Although none of this is new, the economist's construction of the argument does seem to cut through the nonsense in a way that is better than I have seen elsewhere.  I could not help thinking about how one would construct a constitutional argument against the mortgage interest deduction.  Congress did not call the mandate a "tax."  Indeed, they called it a "tax deduction," which is (somehow) different.  Unless we force Congress to admit that it is forcing people to do things, then we are on a dangerous road to allowing them to stealthily take away our liberty.  (See how easy it is to abuse this language?)

So, to prevent Congress from abusing its power, a limitation must be derivd from the Commerce Clause, right?  And here, the argument that Congress can regulate housing is much weaker than the argument that it can regulate health care.  Although it is true that everyone must live somewhere, choosing not to live in a dwelling that one owns is not inevitable.  That is, the ACA's backers have defended the mandate on the basis that people who choose not to buy health insurance are only temporarily sitting out of a market into which they will all ultimately be forced to enter.  We will almost all end up in emergency rooms or doctors' offices at some point, and Congress has the power to set rules to make that market work better.  By contrast, people who do not buy homes might never buy homes.  Yet the mortgage interest deduction forces them to pay a penalty to stay out of that market.

There is even a decent claim (by the standards of this debate) that housing is not interstate commerce.  A person can only live in one place at a time, and if she stays in one state for her whole life, then she is not engaged in interstate commerce.  Of course, as a fan of Wickard v.

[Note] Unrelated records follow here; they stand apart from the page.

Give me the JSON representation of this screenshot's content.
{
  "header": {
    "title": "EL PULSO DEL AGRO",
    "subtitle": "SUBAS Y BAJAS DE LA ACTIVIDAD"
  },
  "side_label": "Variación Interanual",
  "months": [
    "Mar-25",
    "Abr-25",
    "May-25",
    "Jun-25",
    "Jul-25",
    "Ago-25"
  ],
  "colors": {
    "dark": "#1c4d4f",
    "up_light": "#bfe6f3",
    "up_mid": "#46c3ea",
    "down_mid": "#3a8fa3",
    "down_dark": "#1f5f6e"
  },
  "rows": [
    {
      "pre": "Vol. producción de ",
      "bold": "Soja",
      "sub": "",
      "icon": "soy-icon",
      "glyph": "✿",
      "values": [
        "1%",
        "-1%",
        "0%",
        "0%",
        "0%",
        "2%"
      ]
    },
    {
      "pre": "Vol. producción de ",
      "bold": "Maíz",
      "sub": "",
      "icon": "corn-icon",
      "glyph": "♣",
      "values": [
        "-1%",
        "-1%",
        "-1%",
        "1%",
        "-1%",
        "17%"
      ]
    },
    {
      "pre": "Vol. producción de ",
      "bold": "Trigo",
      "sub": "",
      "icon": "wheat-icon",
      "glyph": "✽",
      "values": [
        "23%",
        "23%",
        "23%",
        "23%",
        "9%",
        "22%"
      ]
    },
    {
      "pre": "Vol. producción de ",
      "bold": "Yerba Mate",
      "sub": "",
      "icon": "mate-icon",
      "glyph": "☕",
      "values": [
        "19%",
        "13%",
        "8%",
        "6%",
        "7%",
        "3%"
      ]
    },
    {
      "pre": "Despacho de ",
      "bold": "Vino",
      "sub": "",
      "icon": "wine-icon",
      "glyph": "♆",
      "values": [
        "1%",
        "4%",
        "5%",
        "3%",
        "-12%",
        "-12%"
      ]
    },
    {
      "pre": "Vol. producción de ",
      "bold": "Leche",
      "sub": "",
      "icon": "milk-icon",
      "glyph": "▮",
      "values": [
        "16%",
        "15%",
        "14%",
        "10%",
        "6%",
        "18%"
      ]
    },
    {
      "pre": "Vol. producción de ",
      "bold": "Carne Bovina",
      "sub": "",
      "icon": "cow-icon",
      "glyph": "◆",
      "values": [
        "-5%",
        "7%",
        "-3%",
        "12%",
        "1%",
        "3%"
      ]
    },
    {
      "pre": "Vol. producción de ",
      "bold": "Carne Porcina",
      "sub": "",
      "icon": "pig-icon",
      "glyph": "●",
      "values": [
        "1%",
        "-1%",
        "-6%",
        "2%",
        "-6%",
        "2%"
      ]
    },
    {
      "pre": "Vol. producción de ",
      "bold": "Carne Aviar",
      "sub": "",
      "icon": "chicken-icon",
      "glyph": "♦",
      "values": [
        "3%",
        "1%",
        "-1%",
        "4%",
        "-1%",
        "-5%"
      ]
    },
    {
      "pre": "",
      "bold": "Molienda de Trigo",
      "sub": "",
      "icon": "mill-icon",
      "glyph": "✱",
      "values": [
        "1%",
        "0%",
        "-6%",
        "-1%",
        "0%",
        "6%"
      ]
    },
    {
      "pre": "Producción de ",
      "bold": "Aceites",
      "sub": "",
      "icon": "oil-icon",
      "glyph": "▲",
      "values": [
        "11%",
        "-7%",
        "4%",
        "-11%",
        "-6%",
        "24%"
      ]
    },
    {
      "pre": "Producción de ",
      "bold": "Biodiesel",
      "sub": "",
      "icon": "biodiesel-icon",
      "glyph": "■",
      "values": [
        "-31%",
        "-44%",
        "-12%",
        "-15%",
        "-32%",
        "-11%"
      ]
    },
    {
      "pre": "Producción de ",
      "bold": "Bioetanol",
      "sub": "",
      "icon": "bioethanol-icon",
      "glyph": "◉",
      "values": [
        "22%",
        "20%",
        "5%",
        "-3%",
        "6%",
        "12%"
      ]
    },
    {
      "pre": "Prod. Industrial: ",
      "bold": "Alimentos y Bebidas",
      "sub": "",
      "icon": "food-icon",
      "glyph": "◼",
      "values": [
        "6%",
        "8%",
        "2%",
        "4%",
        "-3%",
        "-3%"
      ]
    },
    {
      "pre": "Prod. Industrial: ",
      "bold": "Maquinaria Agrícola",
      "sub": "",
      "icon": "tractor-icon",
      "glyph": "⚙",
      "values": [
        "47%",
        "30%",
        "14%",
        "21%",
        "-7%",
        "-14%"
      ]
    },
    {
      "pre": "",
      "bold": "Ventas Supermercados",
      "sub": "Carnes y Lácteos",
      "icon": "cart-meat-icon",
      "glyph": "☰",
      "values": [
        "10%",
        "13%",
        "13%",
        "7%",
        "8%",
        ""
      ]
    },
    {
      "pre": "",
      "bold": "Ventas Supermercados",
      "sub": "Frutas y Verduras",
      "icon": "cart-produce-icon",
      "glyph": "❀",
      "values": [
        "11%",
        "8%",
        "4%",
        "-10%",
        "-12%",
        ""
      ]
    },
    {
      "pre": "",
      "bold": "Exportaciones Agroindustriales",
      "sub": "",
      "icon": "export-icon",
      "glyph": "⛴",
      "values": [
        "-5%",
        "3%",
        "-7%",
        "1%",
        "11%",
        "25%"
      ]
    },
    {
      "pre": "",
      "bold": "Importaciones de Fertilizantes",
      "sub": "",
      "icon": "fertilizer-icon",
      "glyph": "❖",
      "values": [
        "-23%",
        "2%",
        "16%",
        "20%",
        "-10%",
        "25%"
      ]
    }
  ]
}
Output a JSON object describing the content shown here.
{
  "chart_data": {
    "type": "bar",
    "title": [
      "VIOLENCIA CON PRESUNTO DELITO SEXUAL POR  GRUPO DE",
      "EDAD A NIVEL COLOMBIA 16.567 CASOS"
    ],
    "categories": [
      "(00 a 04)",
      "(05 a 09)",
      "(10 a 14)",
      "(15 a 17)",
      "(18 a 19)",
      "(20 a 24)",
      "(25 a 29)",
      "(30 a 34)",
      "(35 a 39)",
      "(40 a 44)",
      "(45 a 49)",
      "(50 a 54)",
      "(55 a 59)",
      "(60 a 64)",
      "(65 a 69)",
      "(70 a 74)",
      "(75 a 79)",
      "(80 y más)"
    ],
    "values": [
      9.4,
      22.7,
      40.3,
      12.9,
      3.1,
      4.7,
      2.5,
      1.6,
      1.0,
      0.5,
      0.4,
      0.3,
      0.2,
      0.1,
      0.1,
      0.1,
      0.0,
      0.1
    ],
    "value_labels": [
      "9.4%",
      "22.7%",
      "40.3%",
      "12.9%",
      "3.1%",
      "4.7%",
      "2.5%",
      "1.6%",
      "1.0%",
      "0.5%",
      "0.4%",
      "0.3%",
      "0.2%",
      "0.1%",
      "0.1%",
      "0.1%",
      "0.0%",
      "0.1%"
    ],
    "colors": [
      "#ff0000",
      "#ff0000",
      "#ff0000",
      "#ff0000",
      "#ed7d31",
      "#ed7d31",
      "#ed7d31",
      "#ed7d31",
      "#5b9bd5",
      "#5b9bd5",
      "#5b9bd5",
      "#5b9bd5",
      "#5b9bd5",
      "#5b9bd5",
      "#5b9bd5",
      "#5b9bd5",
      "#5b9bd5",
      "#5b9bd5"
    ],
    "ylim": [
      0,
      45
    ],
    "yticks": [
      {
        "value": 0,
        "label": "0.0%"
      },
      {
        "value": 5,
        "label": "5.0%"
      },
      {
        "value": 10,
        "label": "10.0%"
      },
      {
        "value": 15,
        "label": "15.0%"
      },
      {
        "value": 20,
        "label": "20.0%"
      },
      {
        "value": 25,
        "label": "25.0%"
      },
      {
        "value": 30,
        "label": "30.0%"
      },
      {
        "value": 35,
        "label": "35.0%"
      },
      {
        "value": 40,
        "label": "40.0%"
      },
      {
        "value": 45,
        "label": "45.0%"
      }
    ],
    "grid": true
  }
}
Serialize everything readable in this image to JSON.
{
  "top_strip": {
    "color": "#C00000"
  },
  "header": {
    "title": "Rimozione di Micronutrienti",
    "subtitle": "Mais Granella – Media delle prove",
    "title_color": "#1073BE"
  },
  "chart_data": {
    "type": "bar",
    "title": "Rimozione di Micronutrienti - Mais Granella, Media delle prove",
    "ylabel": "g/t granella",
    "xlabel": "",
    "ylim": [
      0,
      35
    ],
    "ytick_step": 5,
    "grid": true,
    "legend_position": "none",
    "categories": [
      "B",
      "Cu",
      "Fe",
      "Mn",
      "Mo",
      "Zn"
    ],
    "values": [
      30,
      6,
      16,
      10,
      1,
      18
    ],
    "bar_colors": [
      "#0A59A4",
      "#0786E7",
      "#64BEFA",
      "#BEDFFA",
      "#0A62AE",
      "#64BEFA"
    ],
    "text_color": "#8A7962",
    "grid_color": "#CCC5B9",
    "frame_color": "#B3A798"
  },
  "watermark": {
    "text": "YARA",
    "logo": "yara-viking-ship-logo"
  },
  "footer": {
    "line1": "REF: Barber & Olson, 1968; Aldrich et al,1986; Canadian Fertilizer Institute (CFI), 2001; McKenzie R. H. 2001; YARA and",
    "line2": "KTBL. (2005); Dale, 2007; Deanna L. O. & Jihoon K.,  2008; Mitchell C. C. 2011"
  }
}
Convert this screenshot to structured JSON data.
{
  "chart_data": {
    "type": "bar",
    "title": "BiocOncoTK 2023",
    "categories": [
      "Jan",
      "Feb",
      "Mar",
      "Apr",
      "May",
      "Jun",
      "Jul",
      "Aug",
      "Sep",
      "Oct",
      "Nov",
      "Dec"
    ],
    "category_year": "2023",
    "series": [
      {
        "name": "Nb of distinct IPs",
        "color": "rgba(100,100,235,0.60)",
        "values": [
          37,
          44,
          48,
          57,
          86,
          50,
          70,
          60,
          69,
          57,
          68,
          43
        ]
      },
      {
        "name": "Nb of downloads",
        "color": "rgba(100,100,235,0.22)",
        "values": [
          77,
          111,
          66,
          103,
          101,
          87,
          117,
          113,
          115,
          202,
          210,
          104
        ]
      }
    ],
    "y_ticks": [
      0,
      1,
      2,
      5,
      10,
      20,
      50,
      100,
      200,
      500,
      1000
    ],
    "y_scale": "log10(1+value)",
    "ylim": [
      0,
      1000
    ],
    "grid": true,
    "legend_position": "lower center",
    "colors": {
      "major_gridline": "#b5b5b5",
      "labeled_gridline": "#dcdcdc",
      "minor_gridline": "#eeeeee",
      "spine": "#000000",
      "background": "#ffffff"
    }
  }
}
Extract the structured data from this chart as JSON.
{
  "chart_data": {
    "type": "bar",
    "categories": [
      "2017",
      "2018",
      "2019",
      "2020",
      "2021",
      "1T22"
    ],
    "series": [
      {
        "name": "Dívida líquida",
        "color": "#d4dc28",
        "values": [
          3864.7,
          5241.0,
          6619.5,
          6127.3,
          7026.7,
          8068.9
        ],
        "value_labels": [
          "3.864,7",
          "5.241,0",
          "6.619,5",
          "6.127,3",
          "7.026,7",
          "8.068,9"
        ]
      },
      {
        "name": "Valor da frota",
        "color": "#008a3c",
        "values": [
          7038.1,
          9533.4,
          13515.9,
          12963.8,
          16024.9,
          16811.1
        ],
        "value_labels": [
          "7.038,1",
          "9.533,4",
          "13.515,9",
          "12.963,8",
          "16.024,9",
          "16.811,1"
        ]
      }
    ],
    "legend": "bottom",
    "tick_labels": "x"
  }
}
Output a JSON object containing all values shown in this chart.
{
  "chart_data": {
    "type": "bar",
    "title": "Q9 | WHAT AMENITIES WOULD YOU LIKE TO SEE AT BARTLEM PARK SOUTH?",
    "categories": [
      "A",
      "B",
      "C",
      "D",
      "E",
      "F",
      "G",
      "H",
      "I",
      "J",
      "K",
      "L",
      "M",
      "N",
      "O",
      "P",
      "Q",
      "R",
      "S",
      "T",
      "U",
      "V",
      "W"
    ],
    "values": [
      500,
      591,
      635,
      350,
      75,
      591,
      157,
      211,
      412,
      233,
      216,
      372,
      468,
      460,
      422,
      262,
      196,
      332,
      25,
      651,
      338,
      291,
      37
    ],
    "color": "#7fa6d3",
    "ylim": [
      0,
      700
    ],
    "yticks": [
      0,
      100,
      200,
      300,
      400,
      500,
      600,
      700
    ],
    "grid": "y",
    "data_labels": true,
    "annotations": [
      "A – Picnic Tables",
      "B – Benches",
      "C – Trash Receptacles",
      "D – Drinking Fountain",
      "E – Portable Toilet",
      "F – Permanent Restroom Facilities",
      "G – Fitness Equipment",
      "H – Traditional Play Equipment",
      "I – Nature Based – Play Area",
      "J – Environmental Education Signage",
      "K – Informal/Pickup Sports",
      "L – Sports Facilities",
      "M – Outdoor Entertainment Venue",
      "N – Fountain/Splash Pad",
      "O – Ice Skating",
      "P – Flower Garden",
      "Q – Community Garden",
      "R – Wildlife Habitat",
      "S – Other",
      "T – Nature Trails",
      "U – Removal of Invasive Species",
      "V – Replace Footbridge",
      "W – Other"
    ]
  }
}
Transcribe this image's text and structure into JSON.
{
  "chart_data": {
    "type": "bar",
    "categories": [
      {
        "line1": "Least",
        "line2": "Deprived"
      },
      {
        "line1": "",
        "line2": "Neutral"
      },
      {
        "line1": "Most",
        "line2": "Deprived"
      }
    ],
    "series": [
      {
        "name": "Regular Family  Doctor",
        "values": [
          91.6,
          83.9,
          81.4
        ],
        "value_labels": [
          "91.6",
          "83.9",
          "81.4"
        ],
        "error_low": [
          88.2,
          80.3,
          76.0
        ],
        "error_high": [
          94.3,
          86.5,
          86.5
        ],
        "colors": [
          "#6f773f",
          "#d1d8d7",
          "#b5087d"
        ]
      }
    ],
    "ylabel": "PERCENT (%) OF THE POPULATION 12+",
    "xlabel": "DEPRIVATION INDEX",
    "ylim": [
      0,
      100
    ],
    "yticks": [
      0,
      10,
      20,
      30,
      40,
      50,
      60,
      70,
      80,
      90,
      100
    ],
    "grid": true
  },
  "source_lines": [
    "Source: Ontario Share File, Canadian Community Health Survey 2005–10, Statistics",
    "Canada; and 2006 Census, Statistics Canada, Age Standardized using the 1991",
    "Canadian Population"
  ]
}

Filburn, I find that fatuous, because it is easy to see how local decisions have national implications.  Again, however, the point here is that housing decisions can only be characterized as interstate commerce by reference to the effects of local decisions on home prices, mortgage rates, and so on, which affect people in other states.

All of which brings to mind another tax-based oddity of constitutional law.  As noted above, we know that tax deductions (and other tax incentives) amount to a government subsidy.  That is generally the point.  We want to make life easier for families, so we pass the Child Tax Credit, as an alternative to simply sending people a check to help cover the cost of raising children.  This means that the government is giving money to people with children.  Obviously, this logic applies equally to personal exemptions, which are a per-person subsidy received by all taxpayers.

The Supreme Court has noted that the charitable deduction also amounts to government subsidization of the tax-exempt recipients of donated funds.  If I am in the 25% income tax bracket, a $100 donation to the Church of the Fonz costs me $75, while it costs the government $25.  We approve of this subsidy by lauding the decentralized nature of the decision making.  So long as we do not subsidy extremely unacceptable behavior (such as the university rules against interracial dating in the Bob Jones University case), then each person in the country is empowered to be her own little Appropriations Committee, deciding to put some of her own money up with some government funds to support a favored charity.  Let a thousand flowers bloom!

As many have noted, of course, the uncomfortable extension of this logic is that the charitable deduction violates the Establishment Clause.  We (including, especially, the Supreme Court) look the other way when the government's tax rules allow money to be diverted from the Treasury to religious organizations.

There are surely good reasons to maintain legal fictions and to draw arbitrary lines.  For purely political reasons, polite people simply never bring up the Establishment Clause problem with the charitable deduction.  Even so, the basic logic of how taxes work -- and the ease with which one can flip back and forth between viewing any tax rule as a penalty or a benefit -- makes it utterly arbitrary to describe some tax rules as violations of liberty, while we view others as virtuous methods to encourage civic engagement.